B-29s in Flight
Designed to fly at low altitudes
Considered the most advanced bombers in the world, the B-29s had pressurized cabins, remote control gun placements and 2,200-horsepower engines — the most powerful piston engines of the time. Able to fly over 3,000 miles, up to 16 hours, these bombers were just what the Allies needed to target Japan.

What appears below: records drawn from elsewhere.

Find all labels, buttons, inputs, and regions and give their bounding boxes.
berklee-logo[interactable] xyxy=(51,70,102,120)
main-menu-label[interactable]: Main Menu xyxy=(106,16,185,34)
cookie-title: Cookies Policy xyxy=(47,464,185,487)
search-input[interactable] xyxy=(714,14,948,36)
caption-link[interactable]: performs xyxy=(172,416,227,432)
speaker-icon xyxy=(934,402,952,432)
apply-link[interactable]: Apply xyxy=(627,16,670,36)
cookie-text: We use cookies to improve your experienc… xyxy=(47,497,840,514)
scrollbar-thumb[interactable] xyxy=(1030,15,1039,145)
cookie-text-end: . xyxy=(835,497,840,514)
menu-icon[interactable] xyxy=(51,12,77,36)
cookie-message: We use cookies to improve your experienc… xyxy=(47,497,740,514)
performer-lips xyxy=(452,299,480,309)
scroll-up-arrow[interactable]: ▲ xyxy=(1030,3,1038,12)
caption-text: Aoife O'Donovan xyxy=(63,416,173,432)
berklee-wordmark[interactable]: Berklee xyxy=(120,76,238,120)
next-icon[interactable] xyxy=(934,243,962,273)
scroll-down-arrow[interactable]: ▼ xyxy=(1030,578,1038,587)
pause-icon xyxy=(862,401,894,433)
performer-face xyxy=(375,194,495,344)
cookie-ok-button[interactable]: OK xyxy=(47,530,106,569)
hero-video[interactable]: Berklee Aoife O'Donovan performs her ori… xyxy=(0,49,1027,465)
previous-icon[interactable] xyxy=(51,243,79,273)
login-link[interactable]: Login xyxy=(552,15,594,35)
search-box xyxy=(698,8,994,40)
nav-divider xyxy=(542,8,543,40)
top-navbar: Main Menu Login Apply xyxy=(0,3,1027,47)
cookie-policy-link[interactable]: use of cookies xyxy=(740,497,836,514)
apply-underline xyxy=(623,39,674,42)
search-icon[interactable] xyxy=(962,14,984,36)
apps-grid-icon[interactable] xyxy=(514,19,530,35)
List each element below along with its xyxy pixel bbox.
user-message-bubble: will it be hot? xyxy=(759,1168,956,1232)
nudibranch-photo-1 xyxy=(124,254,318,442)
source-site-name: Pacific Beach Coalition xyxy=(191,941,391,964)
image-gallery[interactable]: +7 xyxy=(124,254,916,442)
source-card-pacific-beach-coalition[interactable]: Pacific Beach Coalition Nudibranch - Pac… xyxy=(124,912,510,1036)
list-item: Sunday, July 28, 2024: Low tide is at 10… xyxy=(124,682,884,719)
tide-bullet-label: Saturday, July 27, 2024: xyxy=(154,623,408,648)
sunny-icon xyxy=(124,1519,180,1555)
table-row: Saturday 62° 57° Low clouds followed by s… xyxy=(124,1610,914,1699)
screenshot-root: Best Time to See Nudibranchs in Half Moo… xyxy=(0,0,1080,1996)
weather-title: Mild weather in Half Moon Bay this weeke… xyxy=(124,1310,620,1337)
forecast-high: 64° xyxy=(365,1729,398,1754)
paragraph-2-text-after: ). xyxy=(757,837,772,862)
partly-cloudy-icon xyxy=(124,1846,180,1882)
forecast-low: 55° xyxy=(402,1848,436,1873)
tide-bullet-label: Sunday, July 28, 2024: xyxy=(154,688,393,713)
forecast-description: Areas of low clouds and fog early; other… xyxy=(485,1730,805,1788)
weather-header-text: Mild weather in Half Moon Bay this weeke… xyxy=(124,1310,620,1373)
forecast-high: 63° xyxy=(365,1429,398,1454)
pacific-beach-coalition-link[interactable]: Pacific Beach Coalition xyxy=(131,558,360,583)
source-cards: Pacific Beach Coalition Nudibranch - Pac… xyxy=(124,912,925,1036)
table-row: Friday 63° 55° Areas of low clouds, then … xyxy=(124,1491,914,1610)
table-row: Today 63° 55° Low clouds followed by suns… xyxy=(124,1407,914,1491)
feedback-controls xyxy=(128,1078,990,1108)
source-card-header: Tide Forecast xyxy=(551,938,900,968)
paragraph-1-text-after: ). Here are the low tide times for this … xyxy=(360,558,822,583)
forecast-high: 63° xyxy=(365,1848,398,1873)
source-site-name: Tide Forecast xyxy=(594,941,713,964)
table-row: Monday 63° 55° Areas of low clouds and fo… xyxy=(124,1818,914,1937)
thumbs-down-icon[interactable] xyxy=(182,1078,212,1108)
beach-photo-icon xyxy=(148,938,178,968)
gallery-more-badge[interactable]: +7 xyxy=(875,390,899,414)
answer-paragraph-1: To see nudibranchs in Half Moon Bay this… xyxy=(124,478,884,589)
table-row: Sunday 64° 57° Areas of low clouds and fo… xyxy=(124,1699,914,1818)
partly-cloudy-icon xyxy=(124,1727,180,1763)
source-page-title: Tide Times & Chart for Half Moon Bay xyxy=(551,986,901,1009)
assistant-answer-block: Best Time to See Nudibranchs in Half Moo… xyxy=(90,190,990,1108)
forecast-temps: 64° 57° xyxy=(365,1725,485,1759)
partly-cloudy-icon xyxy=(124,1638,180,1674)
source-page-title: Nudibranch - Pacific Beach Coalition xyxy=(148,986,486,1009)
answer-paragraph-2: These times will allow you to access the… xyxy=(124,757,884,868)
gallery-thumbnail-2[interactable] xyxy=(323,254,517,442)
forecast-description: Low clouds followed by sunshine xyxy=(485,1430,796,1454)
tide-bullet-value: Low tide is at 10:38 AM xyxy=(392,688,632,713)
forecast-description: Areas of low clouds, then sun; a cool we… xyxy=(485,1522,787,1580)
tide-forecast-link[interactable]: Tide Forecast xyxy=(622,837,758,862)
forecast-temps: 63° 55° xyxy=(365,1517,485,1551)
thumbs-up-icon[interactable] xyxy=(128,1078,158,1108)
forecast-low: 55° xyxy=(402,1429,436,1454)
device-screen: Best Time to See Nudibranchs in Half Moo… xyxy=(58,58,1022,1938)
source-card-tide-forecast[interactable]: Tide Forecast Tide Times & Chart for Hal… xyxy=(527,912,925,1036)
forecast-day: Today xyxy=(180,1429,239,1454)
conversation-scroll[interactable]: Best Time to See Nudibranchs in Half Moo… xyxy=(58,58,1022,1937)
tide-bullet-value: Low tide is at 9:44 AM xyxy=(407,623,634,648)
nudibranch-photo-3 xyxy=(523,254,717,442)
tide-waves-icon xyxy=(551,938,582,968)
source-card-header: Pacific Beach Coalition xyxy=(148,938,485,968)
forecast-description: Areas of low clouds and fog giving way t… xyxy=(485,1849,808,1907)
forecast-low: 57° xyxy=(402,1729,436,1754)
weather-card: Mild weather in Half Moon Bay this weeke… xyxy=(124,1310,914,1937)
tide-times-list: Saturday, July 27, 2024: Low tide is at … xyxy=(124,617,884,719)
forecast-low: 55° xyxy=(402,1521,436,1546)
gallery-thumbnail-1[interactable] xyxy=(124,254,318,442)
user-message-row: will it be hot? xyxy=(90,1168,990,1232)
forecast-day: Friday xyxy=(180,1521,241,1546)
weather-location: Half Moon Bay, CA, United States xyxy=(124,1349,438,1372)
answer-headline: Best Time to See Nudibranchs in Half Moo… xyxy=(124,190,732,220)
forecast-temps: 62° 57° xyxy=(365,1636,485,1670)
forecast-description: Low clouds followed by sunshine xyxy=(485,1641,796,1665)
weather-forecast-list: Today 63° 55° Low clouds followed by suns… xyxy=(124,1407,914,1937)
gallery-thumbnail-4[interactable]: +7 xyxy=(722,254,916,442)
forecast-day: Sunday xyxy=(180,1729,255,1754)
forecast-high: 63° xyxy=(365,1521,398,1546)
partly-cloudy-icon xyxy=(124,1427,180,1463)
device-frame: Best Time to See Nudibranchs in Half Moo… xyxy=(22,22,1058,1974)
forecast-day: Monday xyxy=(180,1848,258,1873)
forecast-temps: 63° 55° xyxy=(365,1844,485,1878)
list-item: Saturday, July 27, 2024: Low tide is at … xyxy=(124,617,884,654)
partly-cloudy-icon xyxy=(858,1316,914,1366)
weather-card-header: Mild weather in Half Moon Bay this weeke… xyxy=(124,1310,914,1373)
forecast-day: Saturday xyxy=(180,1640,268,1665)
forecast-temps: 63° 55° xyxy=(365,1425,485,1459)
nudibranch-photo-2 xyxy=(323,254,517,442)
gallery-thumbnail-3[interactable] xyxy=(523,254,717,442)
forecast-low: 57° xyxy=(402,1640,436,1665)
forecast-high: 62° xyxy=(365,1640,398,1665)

As Robert Rodenhouse, a B-29 pilot, remembers: “It just blew my mind. First of all its size, and then its capabilities. And to think that they could take an airplane, a bomber, and pressurize it so that we could feel the same at sea level as we do at 30,000 feet. And that’s essentially what they were doing. And then when I knew that the range that it was capable of doing, and the weight and the bomb load, I couldn’t wait to get behind the wheel.”
Numerous Risks
“The planes were hard to handle. Heavy bomb loads made takeoffs risky. Flying 3,000 miles round trip to Japan over hostile waters made emergency landings almost impossible. But perhaps the most baffling problem to the flight crews was something we know today as the jet stream. “If we were going with the jet stream, our bombs were going over the target. And if we’re going against it, the bombs would be short of the target. And it wasn’t until about three or four missions that some meteorologist went along with the bombing group, and they determined what that was, a jet stream,” recalled Rodenhouse. “It’s a very common occurrence now. It’s in every meteorological broadcast today, where the jet stream is, and how fast it is, and what it’s moving. It has such an effect on weather systems. And we didn’t know about that.”